Operando DRIFT-MS study of oxidative steam reforming of ethanol (OSRE) on Ni-Co mixed oxides under non-equilibrium conditions

Abstract

The oxidative steam reforming of ethanol (OSRE) reaction to produce hydrogen under non-equilibrium conditions was successfully achieved using mixed oxides (MO) of Ni and Co. The catalysts were synthesized with hydrotalcite (HT) type as a precursor by simultaneous coprecipitation assisted by microwaves. The solids were characterized by X-ray diffraction (XRD), X-ray fluorescence (XRF), transmission electron microscopy (TEM), N2 adsorption–desorption isotherms, and X-ray photoelectron spectroscopy (XPS).
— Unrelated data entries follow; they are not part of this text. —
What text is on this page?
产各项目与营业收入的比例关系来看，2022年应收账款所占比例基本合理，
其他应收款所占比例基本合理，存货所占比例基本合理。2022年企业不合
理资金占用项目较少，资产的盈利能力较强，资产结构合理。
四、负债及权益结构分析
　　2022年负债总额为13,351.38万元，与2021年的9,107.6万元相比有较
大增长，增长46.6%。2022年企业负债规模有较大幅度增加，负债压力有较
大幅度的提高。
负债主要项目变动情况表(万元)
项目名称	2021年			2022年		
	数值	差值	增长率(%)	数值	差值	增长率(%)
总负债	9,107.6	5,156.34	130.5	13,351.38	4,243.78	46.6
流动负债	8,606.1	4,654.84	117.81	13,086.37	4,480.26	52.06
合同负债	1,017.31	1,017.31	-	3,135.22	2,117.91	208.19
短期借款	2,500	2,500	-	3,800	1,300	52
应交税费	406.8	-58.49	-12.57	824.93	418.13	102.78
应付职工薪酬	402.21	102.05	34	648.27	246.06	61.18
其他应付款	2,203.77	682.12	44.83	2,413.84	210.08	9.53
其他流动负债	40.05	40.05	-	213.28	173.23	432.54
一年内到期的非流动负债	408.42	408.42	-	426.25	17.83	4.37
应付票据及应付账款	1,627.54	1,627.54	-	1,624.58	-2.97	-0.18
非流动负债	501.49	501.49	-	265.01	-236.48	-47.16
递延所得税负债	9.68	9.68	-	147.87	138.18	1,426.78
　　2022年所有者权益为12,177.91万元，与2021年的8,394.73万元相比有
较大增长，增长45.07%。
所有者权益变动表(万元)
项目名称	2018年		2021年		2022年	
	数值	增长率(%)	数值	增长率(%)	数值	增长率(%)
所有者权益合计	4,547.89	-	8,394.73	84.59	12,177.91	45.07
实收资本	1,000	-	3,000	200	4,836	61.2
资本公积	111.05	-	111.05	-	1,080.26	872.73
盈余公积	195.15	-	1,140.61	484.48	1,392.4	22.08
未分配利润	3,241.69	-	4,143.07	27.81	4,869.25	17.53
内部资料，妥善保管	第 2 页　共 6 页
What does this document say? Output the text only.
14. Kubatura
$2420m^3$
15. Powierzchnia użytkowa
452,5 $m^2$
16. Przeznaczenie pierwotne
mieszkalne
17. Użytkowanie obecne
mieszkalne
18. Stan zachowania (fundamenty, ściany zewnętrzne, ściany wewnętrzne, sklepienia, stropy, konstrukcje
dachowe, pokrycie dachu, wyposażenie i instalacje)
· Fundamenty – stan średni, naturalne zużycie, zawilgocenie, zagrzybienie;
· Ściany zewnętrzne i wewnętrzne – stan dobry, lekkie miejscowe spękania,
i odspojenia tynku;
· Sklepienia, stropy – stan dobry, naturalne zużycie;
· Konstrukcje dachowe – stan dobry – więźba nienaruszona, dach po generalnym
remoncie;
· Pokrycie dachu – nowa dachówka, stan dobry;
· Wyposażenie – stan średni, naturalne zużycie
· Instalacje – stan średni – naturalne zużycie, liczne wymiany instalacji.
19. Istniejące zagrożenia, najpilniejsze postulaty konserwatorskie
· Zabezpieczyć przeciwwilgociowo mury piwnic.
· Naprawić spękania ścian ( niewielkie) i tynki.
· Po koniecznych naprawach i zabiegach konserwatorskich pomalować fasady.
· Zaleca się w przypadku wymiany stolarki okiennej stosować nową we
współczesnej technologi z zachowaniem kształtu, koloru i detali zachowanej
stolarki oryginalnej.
The OSRE reaction was also implemented under operando conditions by diffuse reflectance infrared spectroscopy with Fourier transform coupled to mass spectrometry (DRIFT-MS) to study the path of molecules on the surface of these solids. The results confirmed the presence of the reduced phases of Ni and Co for all the systems and revealed that the OII/OI ratio increased for the samples containing Co, indicating that the greatest number of oxygen vacancies is present in these solids, which explains their high capacity to oxidize CO to CO2 in the catalytic test. It was possible to show that the NiCo bimetallic phase presents better catalytic performance for the production of hydrogen by effectively breaking the C-C bond and oxidizing the CHx species on the surface, which is reflected in the complete conversion of ethanol and a high selectivity to CO2 and H2 over other products such as CO, CH4, and acetaldehyde.